Teacher Spotlight: Meet Dana
Dana Bartee has been teaching at OTY for almost a decade and practicing here for even longer. She is an OTY staple! With her calm and kind approach, coupled with her love for anatomy and prop exploration, her style is fun, smart and grounding. Plus, she continues to come to class all these years later, to learn and refine her teaching skills. If you haven’t checked out her classes yet, you gotta make it happen. Mondays and Wednesdays at 11:30 on Zoom!
Tell us a little about you.
I met my husband in kindergarten. We’ve been married for 16 years and have two amazing daughters, ages 11 and 7, and a 90-pound rescue dog. I was a high school English teacher before I became a mom; I still miss it, but I find teaching yoga much more peaceful! I love to travel, read, bake, and spend time with family and friends.
What is the biggest impact that yoga has had on your life?
I’ve been a yoga practitioner for nearly 20 years, so it’s pretty much impossible for me to imagine my life without yoga. The thing that has had the biggest impact on me has been doing my best to practice the yamas and niyamas—the first two limbs of the eight-limb path. It’s a constant learning process, and I know I will always have more work to do, but because of yoga I am more aware, more compassionate (with myself and others), more patient, and more able to let things go. I tend to be a very all-or-nothing person by nature, and yoga is teaching me to find better balance and to be able to inhabit the middle ground.
When do you apply the lessons of yoga in your daily life?
Constantly! There are countless moments every day when I apply the lessons of yoga—too many to begin to list here, so I’ll sum it up by saying: pausing. Pausing to take a deep breath, to soften my jaw, to check my reaction, to think before I speak. I used to be terrible at pausing.

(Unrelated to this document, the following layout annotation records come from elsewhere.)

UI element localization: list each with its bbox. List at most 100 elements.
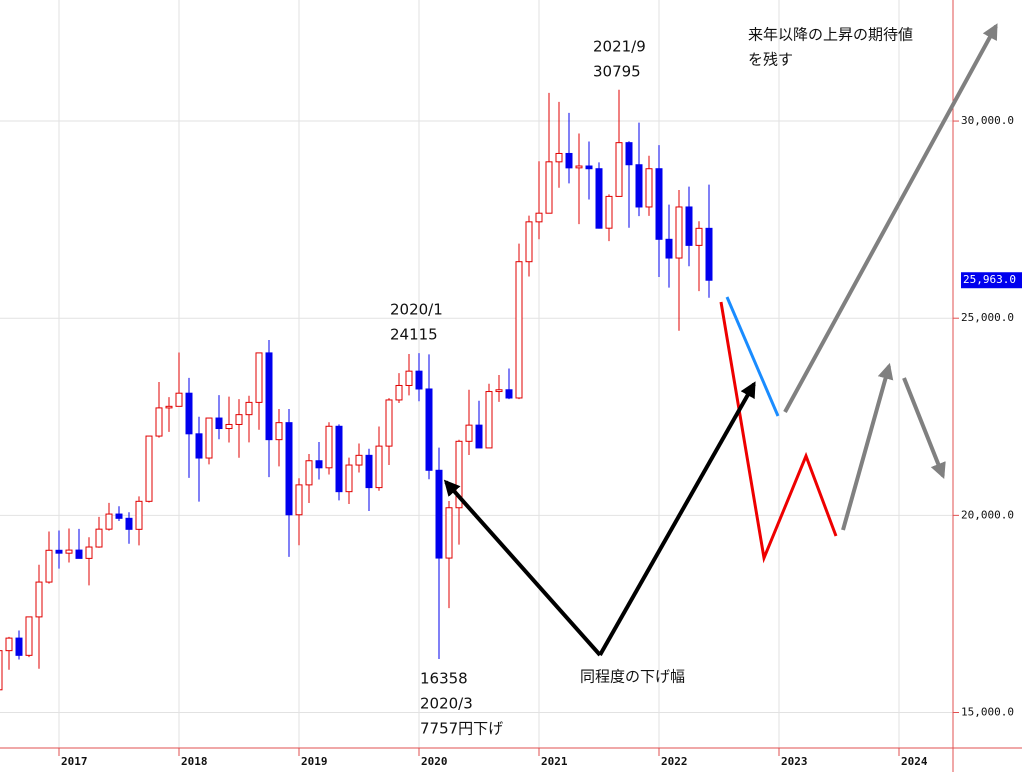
candle-body (5, 637, 13, 652)
candle-body (415, 370, 423, 390)
candle-body (305, 460, 313, 486)
candle-body (375, 445, 383, 489)
annotation: 7757円下げ (420, 720, 503, 738)
last-price-box (961, 272, 1022, 289)
blue-projection (725, 296, 780, 417)
x-tick-label: 2023 (781, 755, 808, 768)
candle-body (365, 454, 373, 489)
candle-body (55, 549, 63, 554)
grid (0, 0, 953, 748)
candle-body (545, 161, 553, 214)
candle-body (585, 165, 593, 170)
annotation: 2020/3 (420, 695, 473, 713)
x-tick-label: 2022 (661, 755, 688, 768)
candle-body (525, 221, 533, 263)
candle-body (105, 513, 113, 530)
candle-body (395, 384, 403, 401)
candle-body (245, 401, 253, 416)
projection (443, 23, 998, 657)
annotation: 来年以降の上昇の期待値 (748, 26, 913, 44)
candle-body (65, 549, 73, 554)
candle-body (75, 549, 83, 559)
candle-body (445, 507, 453, 559)
black-arrow (598, 381, 756, 656)
candle-body (465, 424, 473, 442)
red-projection (719, 301, 838, 564)
candle-body (575, 165, 583, 169)
x-tick-label: 2024 (901, 755, 928, 768)
candle-body (665, 238, 673, 259)
candle-body (155, 407, 163, 437)
candle-body (295, 484, 303, 516)
y-tick-label: 30,000.0 (961, 114, 1014, 127)
candle-body (345, 464, 353, 493)
candle-body (495, 389, 503, 393)
annotation: 16358 (420, 670, 468, 688)
last-price-label: 25,963.0 (963, 273, 1016, 286)
candle-body (655, 168, 663, 240)
candle-body (515, 261, 523, 399)
candle-body (225, 423, 233, 430)
annotation: 30795 (593, 63, 641, 81)
candle-body (505, 389, 513, 399)
y-tick-label: 25,000.0 (961, 311, 1014, 324)
candle-body (175, 392, 183, 407)
candle-body (195, 433, 203, 459)
candle-body (135, 500, 143, 530)
candle-body (115, 513, 123, 519)
candle-body (455, 440, 463, 509)
candle-body (255, 352, 263, 403)
x-tick-label: 2018 (181, 755, 208, 768)
black-arrow (443, 479, 602, 657)
annotation: を残す (748, 51, 793, 69)
candle-body (145, 435, 153, 502)
candle-body (385, 399, 393, 447)
candle-body (405, 370, 413, 386)
candle-body (215, 417, 223, 430)
candle-body (165, 405, 173, 409)
candle-body (435, 469, 443, 559)
candle-body (45, 549, 53, 583)
candle-body (645, 168, 653, 208)
candle-body (555, 152, 563, 163)
x-tick-label: 2020 (421, 755, 448, 768)
candle-body (485, 391, 493, 449)
x-tick-label: 2021 (541, 755, 568, 768)
x-tick-label: 2019 (301, 755, 328, 768)
candle-body (25, 616, 33, 656)
candle-body (535, 212, 543, 223)
candle-body (265, 352, 273, 441)
candle-body (95, 528, 103, 548)
candle-body (595, 168, 603, 229)
candle-body (635, 164, 643, 208)
candle-body (185, 392, 193, 435)
candle-body (625, 142, 633, 166)
y-tick-label: 15,000.0 (961, 706, 1014, 719)
candle-body (285, 422, 293, 516)
candle-body (0, 650, 3, 691)
candle-body (475, 424, 483, 449)
candle-body (15, 637, 23, 656)
candle-body (125, 517, 133, 530)
candle-body (705, 227, 713, 281)
candles (0, 89, 713, 691)
x-tick-label: 2017 (61, 755, 88, 768)
candle-body (325, 425, 333, 469)
candle-body (615, 142, 623, 197)
gray-arrow (902, 377, 946, 479)
candle-body (355, 454, 363, 466)
annotation: 24115 (390, 326, 438, 344)
candle-body (425, 388, 433, 471)
candle-body (335, 425, 343, 493)
candle-body (605, 195, 613, 229)
candle-body (695, 227, 703, 246)
candle-body (235, 414, 243, 425)
gray-arrow (841, 362, 894, 531)
gray-arrow (783, 23, 998, 413)
candle-body (275, 422, 283, 441)
annotation: 2021/9 (593, 38, 646, 56)
candle-body (35, 581, 43, 618)
candle-body (565, 152, 573, 169)
annotation: 同程度の下げ幅 (580, 668, 685, 686)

I had an immediate reaction to almost everything, and people were probably going to know about it! I can’t claim that I’ve completely moved past that tendency, but I’ve made progress. I’m more mindful of stopping to check in to my physical body, my breath, and my mind to try to see clearly what’s coming up for me in a given moment and react as skillfully as I can.
What are your 3 go-to poses if you need a quick practice?
I have tight quads and hip flexors, so supta virasana is a must. I usually also need an outer hip opener like supine figure 4 or gomukasana, and I can never get enough of the supta padangustasana series
What is your favorite style of yoga right now and why?
Right now I favor a mixture of slow, low-to the ground stretches and strong standing poses—sort of a yin/yang, I suppose. When I started practicing yoga in my early 20s, I loved challenging, sweaty vinyasa, and if an asana practice wasn’t physically difficult I felt like I was missing something. I still love a good flow and a challenging posture, but these days a gentler practice is often more beneficial for my body, and I like to slow down and dig into subtler movements and simpler shapes. It’s important to me to have the capacity for both strength and softness.
What is unique about your classes and your style of teaching?
In my align and flow class, I try to balance soft, mellow postures with muscular, strength-building shapes. I sequence very deliberately, and I try to spend enough time in poses to really feel what’s happening in the body. In yin, I intentionally allow plenty of silence so that students can connect to their own inner experience and just have some time in quiet stillness, which is something most of us probably don’t get enough of. Ultimately, I aim to investigate the connection between body, mind, and breath and encourage students to practice in the way that best serves them.